Opening or buying a tavern in Chicago can be complicated, says Mike Costanzo, a real estate broker with Jameson Commercial. Aldermen can seek liquor license moratoriums in areas as small as two blocks, and buyers are required to purchase the corporate entity that owns an existing tavern and license, he says. “Getting a new tavern license issued in a residential neighborhood is brutal,” Costanzo says. “It’s virtually impossible.”

River North today is heavily populated with condos and apartments; there are thousands of residents packed in an area that is overrun with bars, taverns and restaurants that serve lots of booze (I realize that the city differentiates but walking around late at night they are all virtually the same).
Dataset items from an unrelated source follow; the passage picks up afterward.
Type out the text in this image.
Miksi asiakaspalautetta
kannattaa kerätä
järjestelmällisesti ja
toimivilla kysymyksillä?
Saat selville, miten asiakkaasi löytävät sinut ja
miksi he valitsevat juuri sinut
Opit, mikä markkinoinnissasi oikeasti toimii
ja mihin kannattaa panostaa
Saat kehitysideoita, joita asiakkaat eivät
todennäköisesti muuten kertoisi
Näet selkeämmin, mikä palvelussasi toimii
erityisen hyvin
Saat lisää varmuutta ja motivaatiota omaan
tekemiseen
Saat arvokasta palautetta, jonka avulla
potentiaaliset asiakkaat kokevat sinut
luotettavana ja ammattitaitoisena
So if you or I just went over and tried to use one of the supposedly diminishing liquor licenses on an antique store, we’d be laughed right out of the room. And yet that didn’t slow down this company (which also owns bars in Lincoln Park and Wrigleyville) from getting clearance…

And how do you get something like that cleared up with the city? By employing someone like the guy whose license plate on his Mercedes says it all – “CLOUT”. These sorts of connections are like property rights, and you have to partner or utilize contacts from someone in order to get anything done. I find it amazingly brazen that someone would get out of a Mercedes with plates like this and do business, but hey, this is Chicago.

The use of formal and informal intermediaries to accomplish business goals through a bureaucratic maze is the essence of “crony capitalism”, on display before our eyes.

Cross posted at LITGM

6 thoughts on “We’re Barely Capitalists (Part II)”

  1. When I left the Chicago area 40 some years ago I remember thinking that “this is what living in Poland (at the time under USSR’s domination) must be like”.

  2. A few years ago, when there were still Borders bookstores in existence, I saw a book on new forms of “property rights,” involving such things as regulatory permissions, “grandfathering,” etc. Kicking myself I didn’t buy it or at least write down the author/title. Has anyone run into this book?

  3. In the very late 1980’s, (maybe even 1990 or 91?), I remember reading a small AP story in the LA Times about a party apparatchik in the Soviet Union, who was driving a sedan and was involved in an accident. According to the story, a bunch of peasants and commoners ran to this guy’s aid to extricate him from the car and see if he was ok. What they discovered in the car — notable quantities of high quality breads, cheeses and sausage — infuriated these folks to such a degree, that rather than rescue him they ended up beating the crap out of him.

    I was just in High School at the time and didn’t quite understand all the scarcities that the Soviet people had to endure and the repercussions that meant. But I’ve always remembered that story and I imagine the car that the guy was driving looked much like the Mercedes Carl just posted.

    As for Chicago style crony capitalism, I’ve had enough of it thank you. Just two days ago it’s come out that this Chicago bred administration’s Labor Department swept $500k of economic stimulus money to MSNBC’s Olberman and Rachel Maddow.

    http://www.foxnews.com/politics/2012/08/22/labor-department-spent-500g-in-stimulus-funds-on-ads-during-olbermann-maddow/

    We’re barely capitalists indeed!

  4. In fact, this type of system is the hallmark of an authoritarian oligarchy, which is what the current regime and it’s other statist predecessors have been openly building for decades.

    The true motivation for big government is big payoffs. All the rest is rhetoric and general bs used to fool the rubes.